You are viewing a plain text version of this content. The canonical link for it is here.

Posted to user@accumulo.apache.org by Denis <de...@camfex.cz> on 2013/05/25 19:44:10 UTC

TableOperations.getSplits and location information

Hi

Is there any reason why TableOperations.getSplits() does not expose
the location information (the information about tablet-to-tserver
correspondence) ?
It has this information internally and then just drops it.

This information can be useful to perform scans a bit smarter (to
maximize parallelism while avoiding overloading a single tserver) and
it also can be provided to Spark RDD.

Yes, I can call MetadataTable.getEntries() instead of
TableOperations.getSplits(), but, first, this API looks more
'internal' and, second, it needs the copy of credentials, thus making
the credential management a bit complicated.

Re: TableOperations.getSplits and location information

Posted by Christopher <ct...@apache.org>.

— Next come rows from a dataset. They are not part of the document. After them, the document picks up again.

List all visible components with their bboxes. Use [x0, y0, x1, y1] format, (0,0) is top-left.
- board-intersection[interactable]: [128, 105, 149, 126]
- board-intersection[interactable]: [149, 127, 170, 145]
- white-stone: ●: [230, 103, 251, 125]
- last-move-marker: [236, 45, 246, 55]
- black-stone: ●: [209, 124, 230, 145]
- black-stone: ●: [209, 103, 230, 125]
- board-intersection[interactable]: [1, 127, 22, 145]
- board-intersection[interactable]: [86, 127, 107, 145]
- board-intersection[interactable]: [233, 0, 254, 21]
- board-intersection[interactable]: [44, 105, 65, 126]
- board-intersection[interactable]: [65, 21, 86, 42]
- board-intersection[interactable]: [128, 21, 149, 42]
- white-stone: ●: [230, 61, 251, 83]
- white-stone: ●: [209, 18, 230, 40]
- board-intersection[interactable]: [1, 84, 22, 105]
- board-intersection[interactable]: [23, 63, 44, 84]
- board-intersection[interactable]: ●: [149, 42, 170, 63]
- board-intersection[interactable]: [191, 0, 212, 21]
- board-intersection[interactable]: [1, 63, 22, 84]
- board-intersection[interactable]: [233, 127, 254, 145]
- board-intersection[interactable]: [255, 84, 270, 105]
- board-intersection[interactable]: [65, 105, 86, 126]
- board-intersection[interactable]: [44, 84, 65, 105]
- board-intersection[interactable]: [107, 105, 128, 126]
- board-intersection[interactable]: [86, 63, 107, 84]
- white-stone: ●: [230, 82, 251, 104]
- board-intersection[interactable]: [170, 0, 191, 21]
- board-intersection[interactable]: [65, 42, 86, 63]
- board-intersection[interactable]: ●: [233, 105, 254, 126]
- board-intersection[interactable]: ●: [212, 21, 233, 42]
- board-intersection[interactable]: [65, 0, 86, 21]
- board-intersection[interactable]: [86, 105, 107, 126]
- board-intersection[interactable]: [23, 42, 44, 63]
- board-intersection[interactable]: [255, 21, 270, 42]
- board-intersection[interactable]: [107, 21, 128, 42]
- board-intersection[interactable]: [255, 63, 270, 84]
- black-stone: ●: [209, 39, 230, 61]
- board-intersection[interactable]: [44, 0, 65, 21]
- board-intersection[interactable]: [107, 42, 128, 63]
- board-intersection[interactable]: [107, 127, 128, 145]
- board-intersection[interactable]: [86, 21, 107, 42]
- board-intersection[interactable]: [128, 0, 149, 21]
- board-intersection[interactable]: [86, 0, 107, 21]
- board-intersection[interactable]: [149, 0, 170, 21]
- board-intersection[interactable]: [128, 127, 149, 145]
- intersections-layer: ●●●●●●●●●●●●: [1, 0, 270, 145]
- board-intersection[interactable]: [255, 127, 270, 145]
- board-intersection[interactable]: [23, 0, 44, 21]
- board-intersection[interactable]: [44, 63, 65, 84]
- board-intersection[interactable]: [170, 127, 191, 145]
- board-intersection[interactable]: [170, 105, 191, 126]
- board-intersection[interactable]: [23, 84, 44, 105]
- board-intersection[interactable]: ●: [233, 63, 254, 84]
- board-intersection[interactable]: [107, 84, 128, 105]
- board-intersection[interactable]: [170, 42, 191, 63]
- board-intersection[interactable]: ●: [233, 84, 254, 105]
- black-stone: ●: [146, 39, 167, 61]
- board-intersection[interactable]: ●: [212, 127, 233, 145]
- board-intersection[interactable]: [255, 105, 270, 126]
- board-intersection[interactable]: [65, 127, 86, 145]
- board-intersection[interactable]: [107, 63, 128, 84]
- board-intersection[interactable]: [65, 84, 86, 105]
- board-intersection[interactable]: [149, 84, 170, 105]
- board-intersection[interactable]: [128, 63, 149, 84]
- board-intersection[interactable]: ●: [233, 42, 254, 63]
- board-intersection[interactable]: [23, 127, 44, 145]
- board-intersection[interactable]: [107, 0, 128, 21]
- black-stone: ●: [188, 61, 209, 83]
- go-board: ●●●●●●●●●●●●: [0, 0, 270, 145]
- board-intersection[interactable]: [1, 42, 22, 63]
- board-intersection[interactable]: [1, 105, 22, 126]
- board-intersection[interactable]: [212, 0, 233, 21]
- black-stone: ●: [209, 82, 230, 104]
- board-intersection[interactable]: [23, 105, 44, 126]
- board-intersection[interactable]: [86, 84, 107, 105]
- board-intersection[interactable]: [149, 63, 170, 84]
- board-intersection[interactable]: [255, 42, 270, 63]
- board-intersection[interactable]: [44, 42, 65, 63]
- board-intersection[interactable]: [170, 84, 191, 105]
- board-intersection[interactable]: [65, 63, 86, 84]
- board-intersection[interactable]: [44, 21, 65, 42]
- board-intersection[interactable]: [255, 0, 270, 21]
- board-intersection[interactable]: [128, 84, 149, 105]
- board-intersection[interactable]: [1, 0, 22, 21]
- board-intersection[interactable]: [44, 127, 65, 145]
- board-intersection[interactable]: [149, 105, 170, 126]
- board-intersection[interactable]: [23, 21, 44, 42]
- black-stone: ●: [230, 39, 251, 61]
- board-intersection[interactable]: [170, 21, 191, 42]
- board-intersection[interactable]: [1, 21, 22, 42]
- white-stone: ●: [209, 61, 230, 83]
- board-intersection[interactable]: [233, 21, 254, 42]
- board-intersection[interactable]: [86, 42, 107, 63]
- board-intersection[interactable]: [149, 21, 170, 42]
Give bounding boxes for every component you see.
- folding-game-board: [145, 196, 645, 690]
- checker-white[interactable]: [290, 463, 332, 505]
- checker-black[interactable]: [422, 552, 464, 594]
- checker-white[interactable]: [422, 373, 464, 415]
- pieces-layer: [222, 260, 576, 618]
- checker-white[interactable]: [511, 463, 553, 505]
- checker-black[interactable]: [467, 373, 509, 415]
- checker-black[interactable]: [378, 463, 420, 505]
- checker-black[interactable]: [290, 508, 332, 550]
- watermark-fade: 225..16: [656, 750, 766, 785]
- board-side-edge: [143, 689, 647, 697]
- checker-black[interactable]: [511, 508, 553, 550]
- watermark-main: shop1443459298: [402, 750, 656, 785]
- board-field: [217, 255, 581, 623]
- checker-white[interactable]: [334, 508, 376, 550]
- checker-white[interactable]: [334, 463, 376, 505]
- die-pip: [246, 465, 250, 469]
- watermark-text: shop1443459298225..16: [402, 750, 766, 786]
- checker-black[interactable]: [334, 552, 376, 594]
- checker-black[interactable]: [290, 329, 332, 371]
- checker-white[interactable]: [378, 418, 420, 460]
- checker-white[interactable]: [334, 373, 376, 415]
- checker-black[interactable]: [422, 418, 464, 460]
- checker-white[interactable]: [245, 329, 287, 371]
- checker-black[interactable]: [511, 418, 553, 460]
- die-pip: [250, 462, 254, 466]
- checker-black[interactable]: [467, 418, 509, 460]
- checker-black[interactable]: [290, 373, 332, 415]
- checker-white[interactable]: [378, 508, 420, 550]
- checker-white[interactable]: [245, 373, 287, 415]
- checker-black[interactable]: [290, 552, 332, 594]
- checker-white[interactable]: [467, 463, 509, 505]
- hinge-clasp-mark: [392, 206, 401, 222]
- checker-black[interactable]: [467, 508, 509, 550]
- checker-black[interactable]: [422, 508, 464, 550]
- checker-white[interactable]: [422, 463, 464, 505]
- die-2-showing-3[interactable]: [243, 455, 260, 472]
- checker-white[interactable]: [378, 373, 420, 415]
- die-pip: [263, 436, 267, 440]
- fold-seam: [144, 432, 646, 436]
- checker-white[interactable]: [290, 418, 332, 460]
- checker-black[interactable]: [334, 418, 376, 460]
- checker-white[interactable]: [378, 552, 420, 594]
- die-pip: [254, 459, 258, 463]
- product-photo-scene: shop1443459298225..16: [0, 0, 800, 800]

Mainly it doesn't because, when the API was added, that was not a
requirement. If another API, to inquire about locality, would be
useful, feel free to create a new feature ticket in JIRA to argue in
favor of such a feature, or submit a patch:
https://issues.apache.org/jira/browse/ACCUMULO

--
Christopher L Tubbs II
http://gravatar.com/ctubbsii


On Sat, May 25, 2013 at 1:44 PM, Denis <de...@camfex.cz> wrote:
> Hi
>
> Is there any reason why TableOperations.getSplits() does not expose
> the location information (the information about tablet-to-tserver
> correspondence) ?
> It has this information internally and then just drops it.
>
> This information can be useful to perform scans a bit smarter (to
> maximize parallelism while avoiding overloading a single tserver) and
> it also can be provided to Spark RDD.
>
> Yes, I can call MetadataTable.getEntries() instead of
> TableOperations.getSplits(), but, first, this API looks more
> 'internal' and, second, it needs the copy of credentials, thus making
> the credential management a bit complicated.